A few practical pieces:

  • No setup required for the edge layer. Bot detection runs by default on every Hostney WordPress site. There is no plugin to install, no setting to enable.
  • You still control the content filter. Hostney does not auto-install Akismet or any other anti-spam plugin. The choice between Akismet, Antispam Bee, CleanTalk, or no content filter at all is yours.
  • Trackback/pingback channel hardening. Hostney’s default Nginx configuration restricts XML-RPC paths to make pingback amplification harder. If you do not use XML-RPC for Jetpack or the mobile app, you can disable it entirely from your control panel with no edits to the WordPress code.

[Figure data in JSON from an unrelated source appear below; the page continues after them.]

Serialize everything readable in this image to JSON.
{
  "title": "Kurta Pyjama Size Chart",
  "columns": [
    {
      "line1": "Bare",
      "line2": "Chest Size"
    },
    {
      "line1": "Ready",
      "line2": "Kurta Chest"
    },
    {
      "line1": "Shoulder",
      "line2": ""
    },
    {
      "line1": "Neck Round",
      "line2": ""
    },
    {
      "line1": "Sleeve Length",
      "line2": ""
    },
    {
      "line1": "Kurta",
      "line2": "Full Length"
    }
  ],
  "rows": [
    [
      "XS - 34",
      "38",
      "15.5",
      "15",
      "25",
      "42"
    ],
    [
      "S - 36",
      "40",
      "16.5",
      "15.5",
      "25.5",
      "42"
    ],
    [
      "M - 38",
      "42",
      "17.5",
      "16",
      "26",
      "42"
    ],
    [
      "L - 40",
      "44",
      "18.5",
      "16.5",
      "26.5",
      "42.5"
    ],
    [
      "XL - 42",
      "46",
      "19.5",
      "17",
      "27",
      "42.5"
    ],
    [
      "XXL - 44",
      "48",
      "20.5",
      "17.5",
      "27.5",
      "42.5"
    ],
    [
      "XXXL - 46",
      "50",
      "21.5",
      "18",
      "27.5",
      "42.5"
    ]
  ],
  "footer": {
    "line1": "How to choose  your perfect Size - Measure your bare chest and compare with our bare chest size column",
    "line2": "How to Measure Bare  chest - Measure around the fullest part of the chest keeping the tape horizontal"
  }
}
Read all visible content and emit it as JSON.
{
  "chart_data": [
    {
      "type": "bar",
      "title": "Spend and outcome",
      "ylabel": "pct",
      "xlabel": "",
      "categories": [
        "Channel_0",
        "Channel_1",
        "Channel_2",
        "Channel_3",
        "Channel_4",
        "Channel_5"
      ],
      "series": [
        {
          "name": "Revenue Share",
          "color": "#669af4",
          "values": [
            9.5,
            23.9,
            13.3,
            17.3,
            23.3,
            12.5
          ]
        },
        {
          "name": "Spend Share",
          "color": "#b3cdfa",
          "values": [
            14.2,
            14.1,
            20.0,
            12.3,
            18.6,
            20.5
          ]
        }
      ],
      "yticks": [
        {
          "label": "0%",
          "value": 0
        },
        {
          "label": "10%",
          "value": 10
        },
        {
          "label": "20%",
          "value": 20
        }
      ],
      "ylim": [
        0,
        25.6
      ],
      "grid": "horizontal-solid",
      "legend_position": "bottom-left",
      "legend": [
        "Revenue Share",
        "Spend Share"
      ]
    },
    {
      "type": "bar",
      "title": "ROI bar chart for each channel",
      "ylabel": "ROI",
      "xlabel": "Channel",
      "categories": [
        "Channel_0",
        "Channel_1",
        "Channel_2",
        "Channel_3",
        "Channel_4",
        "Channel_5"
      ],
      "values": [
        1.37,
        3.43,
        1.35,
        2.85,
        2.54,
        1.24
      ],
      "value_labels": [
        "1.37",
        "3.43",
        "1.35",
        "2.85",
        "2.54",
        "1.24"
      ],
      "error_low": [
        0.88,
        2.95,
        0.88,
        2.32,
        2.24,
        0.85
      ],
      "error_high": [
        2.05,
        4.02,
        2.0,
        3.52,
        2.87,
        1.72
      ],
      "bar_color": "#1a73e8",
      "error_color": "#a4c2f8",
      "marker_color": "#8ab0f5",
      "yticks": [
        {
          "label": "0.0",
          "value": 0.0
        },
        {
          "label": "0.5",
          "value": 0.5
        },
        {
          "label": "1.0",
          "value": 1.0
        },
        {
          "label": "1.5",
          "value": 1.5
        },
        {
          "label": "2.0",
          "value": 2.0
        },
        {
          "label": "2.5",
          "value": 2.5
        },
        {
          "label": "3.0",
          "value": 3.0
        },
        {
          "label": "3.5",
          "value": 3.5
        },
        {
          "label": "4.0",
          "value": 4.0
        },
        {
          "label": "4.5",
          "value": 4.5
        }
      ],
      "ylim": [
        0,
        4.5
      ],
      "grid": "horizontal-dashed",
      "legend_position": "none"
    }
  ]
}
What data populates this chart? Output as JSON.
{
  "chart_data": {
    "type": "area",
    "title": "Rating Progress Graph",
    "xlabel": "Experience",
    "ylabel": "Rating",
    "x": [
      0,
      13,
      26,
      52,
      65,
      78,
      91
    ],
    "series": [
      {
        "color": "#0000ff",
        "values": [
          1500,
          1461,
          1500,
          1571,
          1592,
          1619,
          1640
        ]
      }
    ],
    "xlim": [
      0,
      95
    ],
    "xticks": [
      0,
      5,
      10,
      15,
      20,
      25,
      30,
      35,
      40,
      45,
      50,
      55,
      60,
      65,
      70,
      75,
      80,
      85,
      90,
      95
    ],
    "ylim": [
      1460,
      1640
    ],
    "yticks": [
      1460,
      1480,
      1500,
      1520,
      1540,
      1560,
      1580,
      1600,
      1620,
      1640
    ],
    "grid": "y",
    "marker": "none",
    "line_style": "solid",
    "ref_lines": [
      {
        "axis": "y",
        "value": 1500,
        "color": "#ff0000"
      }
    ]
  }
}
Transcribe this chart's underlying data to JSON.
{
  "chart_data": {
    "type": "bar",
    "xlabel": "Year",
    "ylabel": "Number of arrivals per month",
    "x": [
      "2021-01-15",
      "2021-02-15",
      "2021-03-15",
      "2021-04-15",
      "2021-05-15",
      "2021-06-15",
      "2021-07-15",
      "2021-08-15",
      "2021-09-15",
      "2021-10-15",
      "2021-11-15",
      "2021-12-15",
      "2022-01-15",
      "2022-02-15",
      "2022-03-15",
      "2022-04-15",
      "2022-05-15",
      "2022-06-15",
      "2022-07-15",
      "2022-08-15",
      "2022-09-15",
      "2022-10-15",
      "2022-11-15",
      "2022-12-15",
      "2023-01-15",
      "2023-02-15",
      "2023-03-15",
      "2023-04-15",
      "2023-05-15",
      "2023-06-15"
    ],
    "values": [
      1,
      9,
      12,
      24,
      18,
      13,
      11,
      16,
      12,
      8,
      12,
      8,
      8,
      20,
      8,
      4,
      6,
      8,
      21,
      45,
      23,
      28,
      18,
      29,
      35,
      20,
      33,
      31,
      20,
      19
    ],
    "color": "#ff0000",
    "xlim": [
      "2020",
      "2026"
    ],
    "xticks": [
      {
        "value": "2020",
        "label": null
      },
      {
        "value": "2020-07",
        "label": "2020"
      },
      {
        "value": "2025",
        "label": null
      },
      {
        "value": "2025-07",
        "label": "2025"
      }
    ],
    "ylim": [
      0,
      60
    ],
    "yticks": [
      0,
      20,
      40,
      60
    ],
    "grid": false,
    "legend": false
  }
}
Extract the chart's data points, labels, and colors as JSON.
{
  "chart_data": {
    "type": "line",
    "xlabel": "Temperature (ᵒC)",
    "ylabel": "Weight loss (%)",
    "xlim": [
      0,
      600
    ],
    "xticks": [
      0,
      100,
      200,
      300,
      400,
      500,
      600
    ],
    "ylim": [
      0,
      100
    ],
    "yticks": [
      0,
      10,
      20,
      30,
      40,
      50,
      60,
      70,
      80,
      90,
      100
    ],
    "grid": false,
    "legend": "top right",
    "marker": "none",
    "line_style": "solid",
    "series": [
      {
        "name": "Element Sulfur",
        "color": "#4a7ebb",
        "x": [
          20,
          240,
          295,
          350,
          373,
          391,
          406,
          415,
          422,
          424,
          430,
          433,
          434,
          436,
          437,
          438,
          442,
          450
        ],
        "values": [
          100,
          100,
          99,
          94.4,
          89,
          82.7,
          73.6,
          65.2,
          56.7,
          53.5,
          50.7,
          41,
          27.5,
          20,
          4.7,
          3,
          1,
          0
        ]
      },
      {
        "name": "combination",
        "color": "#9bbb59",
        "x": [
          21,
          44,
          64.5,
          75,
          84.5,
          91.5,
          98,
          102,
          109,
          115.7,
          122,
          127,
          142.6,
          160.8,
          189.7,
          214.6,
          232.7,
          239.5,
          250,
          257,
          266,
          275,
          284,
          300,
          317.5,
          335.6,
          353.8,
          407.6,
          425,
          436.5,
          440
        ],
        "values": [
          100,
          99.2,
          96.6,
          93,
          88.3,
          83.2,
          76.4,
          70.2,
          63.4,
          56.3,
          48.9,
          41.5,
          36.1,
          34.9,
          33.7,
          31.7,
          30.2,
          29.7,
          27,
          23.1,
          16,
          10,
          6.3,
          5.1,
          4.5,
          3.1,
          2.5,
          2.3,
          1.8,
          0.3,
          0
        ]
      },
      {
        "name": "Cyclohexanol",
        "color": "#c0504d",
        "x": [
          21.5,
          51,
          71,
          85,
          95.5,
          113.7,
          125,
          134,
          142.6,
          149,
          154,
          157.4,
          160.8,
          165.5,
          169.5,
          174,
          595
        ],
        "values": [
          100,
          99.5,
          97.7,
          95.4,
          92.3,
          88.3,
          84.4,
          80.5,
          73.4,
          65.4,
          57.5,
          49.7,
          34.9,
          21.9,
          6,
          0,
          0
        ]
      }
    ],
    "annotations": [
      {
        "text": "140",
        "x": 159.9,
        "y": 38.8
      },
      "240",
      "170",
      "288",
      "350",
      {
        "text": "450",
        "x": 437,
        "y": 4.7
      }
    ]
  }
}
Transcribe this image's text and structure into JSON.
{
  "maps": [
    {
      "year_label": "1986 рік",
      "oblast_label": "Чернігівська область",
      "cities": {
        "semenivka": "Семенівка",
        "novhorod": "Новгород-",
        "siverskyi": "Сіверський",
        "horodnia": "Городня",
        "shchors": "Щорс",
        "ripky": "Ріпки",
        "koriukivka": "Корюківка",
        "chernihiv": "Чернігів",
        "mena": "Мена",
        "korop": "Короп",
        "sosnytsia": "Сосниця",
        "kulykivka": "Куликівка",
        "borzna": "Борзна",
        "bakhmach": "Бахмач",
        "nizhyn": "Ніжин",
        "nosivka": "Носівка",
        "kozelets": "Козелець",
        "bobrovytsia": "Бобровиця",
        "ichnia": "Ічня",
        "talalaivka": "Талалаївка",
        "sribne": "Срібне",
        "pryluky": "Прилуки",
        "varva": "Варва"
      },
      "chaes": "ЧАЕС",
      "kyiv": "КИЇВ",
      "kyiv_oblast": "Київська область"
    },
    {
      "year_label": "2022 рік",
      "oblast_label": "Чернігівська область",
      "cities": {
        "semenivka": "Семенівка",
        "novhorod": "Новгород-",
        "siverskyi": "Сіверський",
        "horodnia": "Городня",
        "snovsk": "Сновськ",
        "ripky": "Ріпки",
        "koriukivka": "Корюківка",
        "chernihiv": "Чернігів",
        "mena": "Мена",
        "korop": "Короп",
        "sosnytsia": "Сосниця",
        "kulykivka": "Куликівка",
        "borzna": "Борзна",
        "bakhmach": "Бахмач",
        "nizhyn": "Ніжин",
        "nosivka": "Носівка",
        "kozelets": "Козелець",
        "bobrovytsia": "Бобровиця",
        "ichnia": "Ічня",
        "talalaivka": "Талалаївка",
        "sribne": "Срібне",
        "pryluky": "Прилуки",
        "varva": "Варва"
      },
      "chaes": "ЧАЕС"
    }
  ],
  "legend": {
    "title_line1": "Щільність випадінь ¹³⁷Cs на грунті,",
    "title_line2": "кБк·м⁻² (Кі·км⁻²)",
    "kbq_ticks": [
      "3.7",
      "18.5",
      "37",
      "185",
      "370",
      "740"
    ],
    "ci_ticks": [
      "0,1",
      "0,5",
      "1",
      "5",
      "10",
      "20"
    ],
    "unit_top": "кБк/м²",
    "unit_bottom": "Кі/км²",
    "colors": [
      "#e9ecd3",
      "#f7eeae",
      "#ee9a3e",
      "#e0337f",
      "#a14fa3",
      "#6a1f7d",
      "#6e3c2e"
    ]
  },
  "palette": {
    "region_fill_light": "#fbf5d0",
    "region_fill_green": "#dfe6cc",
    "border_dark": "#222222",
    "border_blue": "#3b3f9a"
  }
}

For sites that are not blogs in any active discussion sense – business sites, knowledge bases, documentation – Hostney’s panel lets you disable comments site-wide with one toggle, which combined with the edge layer eliminates the entire spam vector without touching the WordPress install.

Quick checklist#

  • [ ] Set sensible defaults in Settings > Discussion (require name + email, close comments after 30 days, manual approval or first-comment-moderation)
  • [ ] Disable trackbacks and pingbacks (uncheck the Discussion setting + update existing posts via WP-CLI + close XML-RPC at the server)
  • [ ] Install ONE content filter (Akismet OR Antispam Bee OR CleanTalk – not all three)
  • [ ] Add a honeypot field via plugin or snippet for bot-driven spam
  • [ ] Add the disallowed-comment-keys list with patterns you see repeatedly
  • [ ] Decide whether you actually want comments – if not, disable them site-wide via Disable Comments plugin or WP-CLI
  • [ ] Run wp comment delete --status=spam periodically to clear the spam table
  • [ ] If spam volume is overwhelming, consider whether the host’s edge bot detection is catching the obvious traffic
  • [ ] Test the comment form yourself after configuring to make sure real comments still arrive
  • [ ] Do not stack CAPTCHA on top of working filters – it costs real engagement

Summary#

WordPress comment spam in 2026 is solved in layers, not by one magic toggle. Configure native moderation, install Akismet or Antispam Bee, disable pingbacks at every level, add a honeypot, and the typical blog sees a 90%+ reduction in spam reaching the queue. Sites with active discussions add a CAPTCHA only when the lower-friction layers are not enough. Sites that do not use comments should just disable them – no form, no spam. The bots that drive the bulk of spam volume are catchable at the edge, before they touch WordPress at all, and that is the layer that scales best as your site grows. Pick the layers that fit your site and stack them – the goal is a moderation queue that has real comments in it, not 200 casino links and 5 actual readers.